Alerj anula decreto de governador do Rio que extinguiria Aluguel Social

Gustavo Maia

Do UOL, no Rio

  • Fotoarena/Ag. O Globo

    8.nov.2016 - Servidores do Estado do Rio têm ido às ruas desde o início do mês em protesto contra o pacote de auteridades

    8.nov.2016 - Servidores do Estado do Rio têm ido às ruas desde o início do mês em protesto contra o pacote de auteridades

Por unanimidade, os deputados da Alerj (Assembleia Legislativa do Estado do Rio de Janeiro) decidiram anular, nesta terça-feira (29), os efeitos do decreto do governador do Rio de Janeiro, Luiz Fernando Pezão (PMDB), que determinava a extinção do programa Aluguel Social, a partir de junho do ano que vem.

Esta foi uma das medidas de austeridade adotadas pelo Governo do Estado, no início do mês, para tentar combater a crise financeira que atinge o Rio, hoje em calamidade.

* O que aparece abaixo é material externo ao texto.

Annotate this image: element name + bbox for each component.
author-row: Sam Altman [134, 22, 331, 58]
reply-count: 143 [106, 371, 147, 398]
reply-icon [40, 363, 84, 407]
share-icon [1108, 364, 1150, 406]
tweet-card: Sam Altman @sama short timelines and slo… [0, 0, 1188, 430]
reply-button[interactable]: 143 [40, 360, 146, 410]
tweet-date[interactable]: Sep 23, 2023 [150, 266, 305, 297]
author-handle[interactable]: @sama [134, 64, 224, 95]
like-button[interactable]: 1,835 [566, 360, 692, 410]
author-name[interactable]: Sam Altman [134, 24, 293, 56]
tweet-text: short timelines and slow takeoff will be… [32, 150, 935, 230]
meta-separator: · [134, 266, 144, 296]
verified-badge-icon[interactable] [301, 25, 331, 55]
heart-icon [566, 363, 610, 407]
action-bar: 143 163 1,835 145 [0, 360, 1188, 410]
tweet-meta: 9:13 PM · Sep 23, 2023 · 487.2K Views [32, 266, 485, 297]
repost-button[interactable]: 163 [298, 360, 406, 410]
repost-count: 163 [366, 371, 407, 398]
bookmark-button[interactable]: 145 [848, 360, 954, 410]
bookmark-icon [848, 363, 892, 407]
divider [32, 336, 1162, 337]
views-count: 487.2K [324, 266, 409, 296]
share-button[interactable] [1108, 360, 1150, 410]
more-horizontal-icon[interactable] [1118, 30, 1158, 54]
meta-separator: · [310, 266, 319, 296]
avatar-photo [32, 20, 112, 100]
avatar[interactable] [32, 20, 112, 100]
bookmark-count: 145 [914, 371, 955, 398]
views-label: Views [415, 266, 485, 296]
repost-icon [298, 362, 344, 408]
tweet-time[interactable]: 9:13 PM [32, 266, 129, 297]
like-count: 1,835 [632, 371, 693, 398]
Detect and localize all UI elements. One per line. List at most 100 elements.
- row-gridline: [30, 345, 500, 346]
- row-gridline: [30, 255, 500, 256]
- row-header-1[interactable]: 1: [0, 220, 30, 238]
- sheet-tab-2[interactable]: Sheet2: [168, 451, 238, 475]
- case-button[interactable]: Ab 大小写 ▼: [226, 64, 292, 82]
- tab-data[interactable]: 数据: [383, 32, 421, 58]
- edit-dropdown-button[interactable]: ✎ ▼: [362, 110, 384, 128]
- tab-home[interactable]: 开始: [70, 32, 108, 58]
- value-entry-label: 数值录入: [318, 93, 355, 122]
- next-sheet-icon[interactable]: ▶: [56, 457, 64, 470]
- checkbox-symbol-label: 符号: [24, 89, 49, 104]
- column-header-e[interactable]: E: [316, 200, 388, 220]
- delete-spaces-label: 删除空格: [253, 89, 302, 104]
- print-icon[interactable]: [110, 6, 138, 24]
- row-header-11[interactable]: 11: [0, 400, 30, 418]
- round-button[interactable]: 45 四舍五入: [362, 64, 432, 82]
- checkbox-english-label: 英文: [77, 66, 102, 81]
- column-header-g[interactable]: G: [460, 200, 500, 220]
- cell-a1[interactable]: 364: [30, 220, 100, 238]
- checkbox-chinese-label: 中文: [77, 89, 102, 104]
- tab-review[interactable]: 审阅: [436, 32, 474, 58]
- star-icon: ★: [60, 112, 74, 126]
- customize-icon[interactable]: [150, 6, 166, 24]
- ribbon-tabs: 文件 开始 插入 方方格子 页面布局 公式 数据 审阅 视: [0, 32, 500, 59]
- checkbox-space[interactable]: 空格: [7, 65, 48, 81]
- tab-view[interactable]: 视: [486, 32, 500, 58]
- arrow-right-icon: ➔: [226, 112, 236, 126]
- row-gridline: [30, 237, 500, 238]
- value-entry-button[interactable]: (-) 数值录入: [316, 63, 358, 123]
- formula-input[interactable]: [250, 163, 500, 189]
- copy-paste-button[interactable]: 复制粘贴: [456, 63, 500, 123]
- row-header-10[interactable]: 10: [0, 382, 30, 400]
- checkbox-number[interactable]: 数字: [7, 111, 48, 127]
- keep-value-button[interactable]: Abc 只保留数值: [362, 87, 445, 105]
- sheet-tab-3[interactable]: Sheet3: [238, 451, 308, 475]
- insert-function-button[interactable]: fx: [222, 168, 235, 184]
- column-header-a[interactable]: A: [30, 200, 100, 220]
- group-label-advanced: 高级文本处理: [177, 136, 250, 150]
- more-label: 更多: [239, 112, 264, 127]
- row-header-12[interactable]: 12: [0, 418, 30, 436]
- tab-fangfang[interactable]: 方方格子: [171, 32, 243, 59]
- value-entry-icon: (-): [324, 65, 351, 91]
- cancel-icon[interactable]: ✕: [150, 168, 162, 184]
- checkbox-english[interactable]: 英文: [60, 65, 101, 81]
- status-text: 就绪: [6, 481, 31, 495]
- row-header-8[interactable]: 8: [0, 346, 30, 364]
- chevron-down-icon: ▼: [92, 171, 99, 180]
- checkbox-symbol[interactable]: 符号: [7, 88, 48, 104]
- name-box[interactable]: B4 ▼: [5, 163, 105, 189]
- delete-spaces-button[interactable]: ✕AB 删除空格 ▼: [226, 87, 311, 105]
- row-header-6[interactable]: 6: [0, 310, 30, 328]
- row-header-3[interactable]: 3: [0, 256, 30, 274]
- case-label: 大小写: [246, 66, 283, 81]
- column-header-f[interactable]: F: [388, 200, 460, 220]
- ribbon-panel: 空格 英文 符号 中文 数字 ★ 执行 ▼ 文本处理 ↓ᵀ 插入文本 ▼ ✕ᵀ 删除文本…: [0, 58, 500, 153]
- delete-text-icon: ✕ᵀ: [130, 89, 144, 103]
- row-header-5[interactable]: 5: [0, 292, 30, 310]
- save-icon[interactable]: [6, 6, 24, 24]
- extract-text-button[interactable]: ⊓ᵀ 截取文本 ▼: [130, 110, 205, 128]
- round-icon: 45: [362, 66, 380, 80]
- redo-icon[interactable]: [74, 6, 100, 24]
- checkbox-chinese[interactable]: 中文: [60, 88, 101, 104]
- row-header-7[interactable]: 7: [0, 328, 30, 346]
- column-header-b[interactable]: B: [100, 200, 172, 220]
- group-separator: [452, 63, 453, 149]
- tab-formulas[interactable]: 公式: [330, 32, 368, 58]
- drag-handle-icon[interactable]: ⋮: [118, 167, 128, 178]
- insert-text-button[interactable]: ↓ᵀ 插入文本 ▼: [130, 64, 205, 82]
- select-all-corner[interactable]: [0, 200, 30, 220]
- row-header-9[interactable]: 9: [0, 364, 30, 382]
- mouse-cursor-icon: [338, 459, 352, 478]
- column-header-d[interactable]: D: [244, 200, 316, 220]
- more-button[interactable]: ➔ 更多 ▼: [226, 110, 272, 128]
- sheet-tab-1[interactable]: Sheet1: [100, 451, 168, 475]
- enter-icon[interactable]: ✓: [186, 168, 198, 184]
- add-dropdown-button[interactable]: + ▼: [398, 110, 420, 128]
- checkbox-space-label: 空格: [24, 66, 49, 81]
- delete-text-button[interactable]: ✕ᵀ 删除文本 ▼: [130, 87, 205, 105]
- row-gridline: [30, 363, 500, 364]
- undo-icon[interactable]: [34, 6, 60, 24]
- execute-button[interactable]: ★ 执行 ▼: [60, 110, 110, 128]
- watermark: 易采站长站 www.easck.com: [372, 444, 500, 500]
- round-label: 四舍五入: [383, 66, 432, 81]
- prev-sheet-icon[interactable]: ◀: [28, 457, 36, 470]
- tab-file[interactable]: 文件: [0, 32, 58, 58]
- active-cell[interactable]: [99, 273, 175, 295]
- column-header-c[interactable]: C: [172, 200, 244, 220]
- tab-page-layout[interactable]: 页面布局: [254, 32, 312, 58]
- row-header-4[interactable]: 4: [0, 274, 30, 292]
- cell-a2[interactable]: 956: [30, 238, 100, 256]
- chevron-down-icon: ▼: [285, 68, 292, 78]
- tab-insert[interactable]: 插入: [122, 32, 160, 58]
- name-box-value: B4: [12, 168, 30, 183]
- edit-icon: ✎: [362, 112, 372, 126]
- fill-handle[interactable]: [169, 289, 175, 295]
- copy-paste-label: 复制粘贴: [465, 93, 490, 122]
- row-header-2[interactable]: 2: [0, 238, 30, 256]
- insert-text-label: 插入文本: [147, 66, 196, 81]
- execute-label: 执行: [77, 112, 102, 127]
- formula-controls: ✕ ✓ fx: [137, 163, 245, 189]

O benefício, que varia de R$ 400 a R$ 500, é pago a cerca de 10 mil famílias que aguardam pelo reassentamento definitivo, a maioria delas vítimas de enchentes. A economia para o governo estadual com o fim do programa social seria de aproximadamente R$ 5 milhões ao mês.

O decreto de número 45.806/16 foi publicado no Diário Oficial do Estado no dia 4 de novembro. Já o decreto de projeto legislativo, que sustou os efeitos da determinação do Executivo, foi apresentado pela bancada do PSOL e assinado posteriormente por todos os 70 parlamentares da Casa.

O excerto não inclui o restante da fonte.